A Signature Is Not Enough

April 2013 Open Society Foundations; Violence happens in health care settings. It does not just take place during war or conflict, on the street, or even in our homes among partners. Health care facilities that are supposed to be places of treatment, care, and support are all too often sites for violence. This is particularly true for those who are marginalized in society. The Commission on the Status of Women, the UN’s global policy-making body on equality and advancement of women, significantly recognizes this in its just released “agreed conclusions,” providing guidance on the elimination of all forms of violence against women and girls.

Earlier this month, in his landmark report on torture in health settings the Special Rapporteur on Torture and Cruel, Inhuman and Degrading Treatment recognized that torture takes place in health settings. However, many of these abuses are invisible and unacknowledged and improperly justified on the basis of “medical necessity” or administrative convenience. It is time to shine a light on these hidden violations.

A particularly egregious form of violence against women in health settings is forced sterilization. As the Special Rapporteur on Violence against Women explained, “Forced sterilization is a method of medical control of a women’s fertility without the consent of a woman. Essentially involving the battery of a woman—violating her physical integrity and security, forced sterilization constitutes violence against women.”

Both the Special Rapporteur on Torture in his recent report, as well as the International Federation of Gynecology and Obstetrics recognize the “long history” of forced sterilization of marginalized women, as well as discrimination against women who are deemed undesirable and “unfit to bear children.” The Czech Republic, Slovakia, and Hungary are now confronting their sterilization of Roma women. In Peru, indigenous women have been targeted. Forced sterilization of women living with HIV has been documented in Namibia South Africa, Kenya, Chile, and the Dominican Republic, with reports emerging from many other countries. Many countries allow for forced sterilization of women and girls with disabilities without their consent, exempting them from protections that apply to other women. Many countries force transgender persons to undergo unwanted sterilization in order to have their preferred gender recognized.

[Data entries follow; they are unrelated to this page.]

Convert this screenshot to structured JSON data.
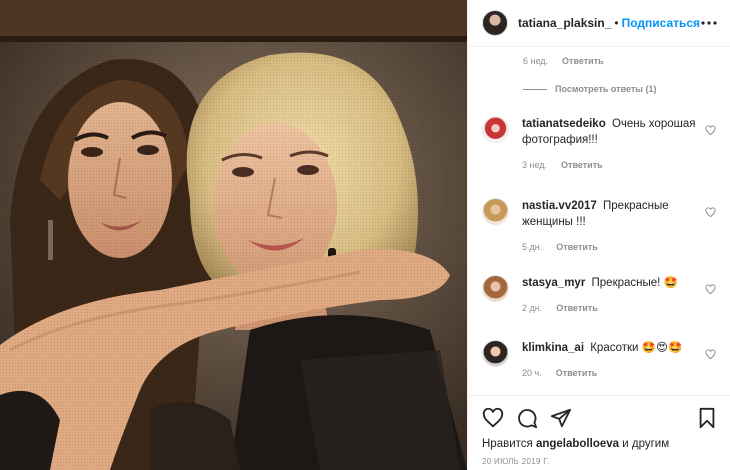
{
  "post": {
    "author": "tatiana_plaksin_",
    "separator": "•",
    "follow_label": "Подписаться",
    "image_alt": "Cross-stitch portrait of two women embracing"
  },
  "first_comment_meta": {
    "time": "6 нед.",
    "reply_label": "Ответить"
  },
  "view_replies_label": "Посмотреть ответы (1)",
  "comments": [
    {
      "username": "tatianatsedeiko",
      "text": "Очень хорошая фотография!!!",
      "time": "3 нед.",
      "reply_label": "Ответить"
    },
    {
      "username": "nastia.vv2017",
      "text": "Прекрасные женщины !!!",
      "time": "5 дн.",
      "reply_label": "Ответить"
    },
    {
      "username": "stasya_myr",
      "text": "Прекрасные! 🤩",
      "time": "2 дн.",
      "reply_label": "Ответить"
    },
    {
      "username": "klimkina_ai",
      "text": "Красотки 🤩😍🤩",
      "time": "20 ч.",
      "reply_label": "Ответить"
    }
  ],
  "likes": {
    "prefix": "Нравится",
    "user": "angelabolloeva",
    "suffix": "и другим"
  },
  "date": "20 июль 2019 г.",
  "colors": {
    "link_blue": "#0095f6",
    "meta_gray": "#8e8e8e",
    "text": "#262626",
    "divider": "#efefef"
  },
  "icons": {
    "more": "more-dots-icon",
    "like": "heart-icon",
    "comment": "comment-bubble-icon",
    "share": "paper-plane-icon",
    "save": "bookmark-icon"
  }
}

It is time to take action to overcome this abuse. It is not enough for laws to state that sterilization should be consensual. They need to provide the following clarifications and guidance:

  • Only the woman herself can validly consent to her sterilization. There is no place for spousal consent or consent by guardians or family members.
  • Forced sterilization for prevention of pregnancy is never an emergency procedure that justifies disregard for with consent requirements.
  • Consent cannot be requested a women is in labor or in pain.
  • Sterilization cannot be a condition for other treatment or services, such as access to antiretroviral treatment, termination of pregnancy, or baby formula—yes this has been documented!
  • Basic information on the procedure, its permanence, alternatives, and risks should be provided in a language women understand. We’ve seen consent forms that are in Latin and forms that require women to agree to a caesarian section, sterilization, polio vaccination, or other procedures to themselves or babies. With such a form, it’s impossible to know to what you’re consenting!

A signature on a form is not enough. Consent must be free and fully informed.

Good laws and policies must then be translated into guidelines and trainings for health providers. Health facilities must be monitored for compliance, and it is important that women have an accessible complaint mechanism in hospitals. Finally, states have a duty to investigate and redress violations. 

Only then can health care settings truly serve as places of care for women.